Efficient Temporal Butterfly Counting and Enumeration on Temporal Bipartite Graphs
Xinwei Cai, Xiangyu Ke, Kai Wang, Lu Chen, Tianming Zhang, Qing Liu, Yunjun Gao
TL;DR
This work defines temporal butterflies on temporal bipartite graphs and initiates a study of counting and enumerating these motifs under a duration constraint, identifying six non-isomorphic temporal types. It proposes a wedge-set framework and a wedge-priority-guided optimization (TBC, TBC$^+$, TBC$^{++}$) that dramatically reduces time while preserving space efficiency, and extends the approach to enumeration (TBE$^+$). It also introduces streaming adaptations (STBC, STBC$^+$) with parallel batch updates to handle dynamic graphs, plus a robust handling of extreme cases using red-black trees (TBC$^{++}$). Extensive experiments on 11 real-world datasets demonstrate substantial speedups and scalability, validating the practicality of the methods for both static and streaming temporal bipartite graphs.
Abstract
Bipartite graphs characterize relationships between two different sets of entities, like actor-movie, user-item, and author-paper. The butterfly, a 4-vertices 4-edges (2,2)-biclique, is the simplest cohesive motif in a bipartite graph and is the fundamental component of higher-order substructures. Counting and enumerating the butterflies offer significant benefits across various applications, including fraud detection, graph embedding, and community search. While the corresponding motif, the triangle, in the unipartite graphs has been widely studied in both static and temporal settings, the extension of butterfly to temporal bipartite graphs remains unexplored.

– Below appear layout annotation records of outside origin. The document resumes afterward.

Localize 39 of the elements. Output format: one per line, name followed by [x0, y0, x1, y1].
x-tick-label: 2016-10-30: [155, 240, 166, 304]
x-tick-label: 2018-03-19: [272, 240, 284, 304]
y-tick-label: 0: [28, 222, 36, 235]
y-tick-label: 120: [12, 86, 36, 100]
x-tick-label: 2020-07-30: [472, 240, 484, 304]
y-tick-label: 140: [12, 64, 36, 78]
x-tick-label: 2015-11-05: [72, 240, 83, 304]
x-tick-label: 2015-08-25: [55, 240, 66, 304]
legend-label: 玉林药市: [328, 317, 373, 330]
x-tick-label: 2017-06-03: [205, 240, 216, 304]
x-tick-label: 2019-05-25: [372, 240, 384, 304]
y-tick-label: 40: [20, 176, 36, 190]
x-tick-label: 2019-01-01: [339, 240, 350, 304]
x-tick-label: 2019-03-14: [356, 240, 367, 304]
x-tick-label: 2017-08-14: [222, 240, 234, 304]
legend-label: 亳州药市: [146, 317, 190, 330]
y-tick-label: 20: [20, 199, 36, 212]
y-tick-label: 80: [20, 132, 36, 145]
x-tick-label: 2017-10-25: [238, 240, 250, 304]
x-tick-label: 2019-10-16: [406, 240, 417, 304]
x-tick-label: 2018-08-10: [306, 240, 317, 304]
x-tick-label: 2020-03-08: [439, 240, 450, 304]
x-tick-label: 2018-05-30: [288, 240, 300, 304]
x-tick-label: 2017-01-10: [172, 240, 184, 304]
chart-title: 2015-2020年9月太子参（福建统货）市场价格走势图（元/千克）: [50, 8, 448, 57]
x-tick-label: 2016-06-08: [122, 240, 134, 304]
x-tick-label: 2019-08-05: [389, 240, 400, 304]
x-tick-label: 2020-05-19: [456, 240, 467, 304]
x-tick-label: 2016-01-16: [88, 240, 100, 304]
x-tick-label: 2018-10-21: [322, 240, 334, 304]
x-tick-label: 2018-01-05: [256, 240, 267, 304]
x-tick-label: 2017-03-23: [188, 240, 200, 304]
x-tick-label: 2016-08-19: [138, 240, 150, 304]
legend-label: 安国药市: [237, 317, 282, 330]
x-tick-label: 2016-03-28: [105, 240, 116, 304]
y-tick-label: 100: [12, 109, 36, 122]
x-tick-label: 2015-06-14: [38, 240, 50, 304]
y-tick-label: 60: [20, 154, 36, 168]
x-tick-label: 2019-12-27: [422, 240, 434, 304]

In this paper, we investigate the temporal butterfly counting and enumeration problem: count and enumerate the butterflies whose edges establish following a certain order within a given duration. Towards efficient computation, we devise a non-trivial baseline rooted in the state-of-the-art butterfly counting algorithm on static graphs, further, explore the intrinsic property of the temporal butterfly, and develop a new optimization framework with a compact data structure and effective priority strategy. The time complexity is proved to be significantly reduced without compromising on space efficiency. In addition, we generalize our algorithms to practical streaming settings and multi-core computing architectures. Our extensive experiments on 11 large-scale real-world datasets demonstrate the efficiency and scalability of our solutions.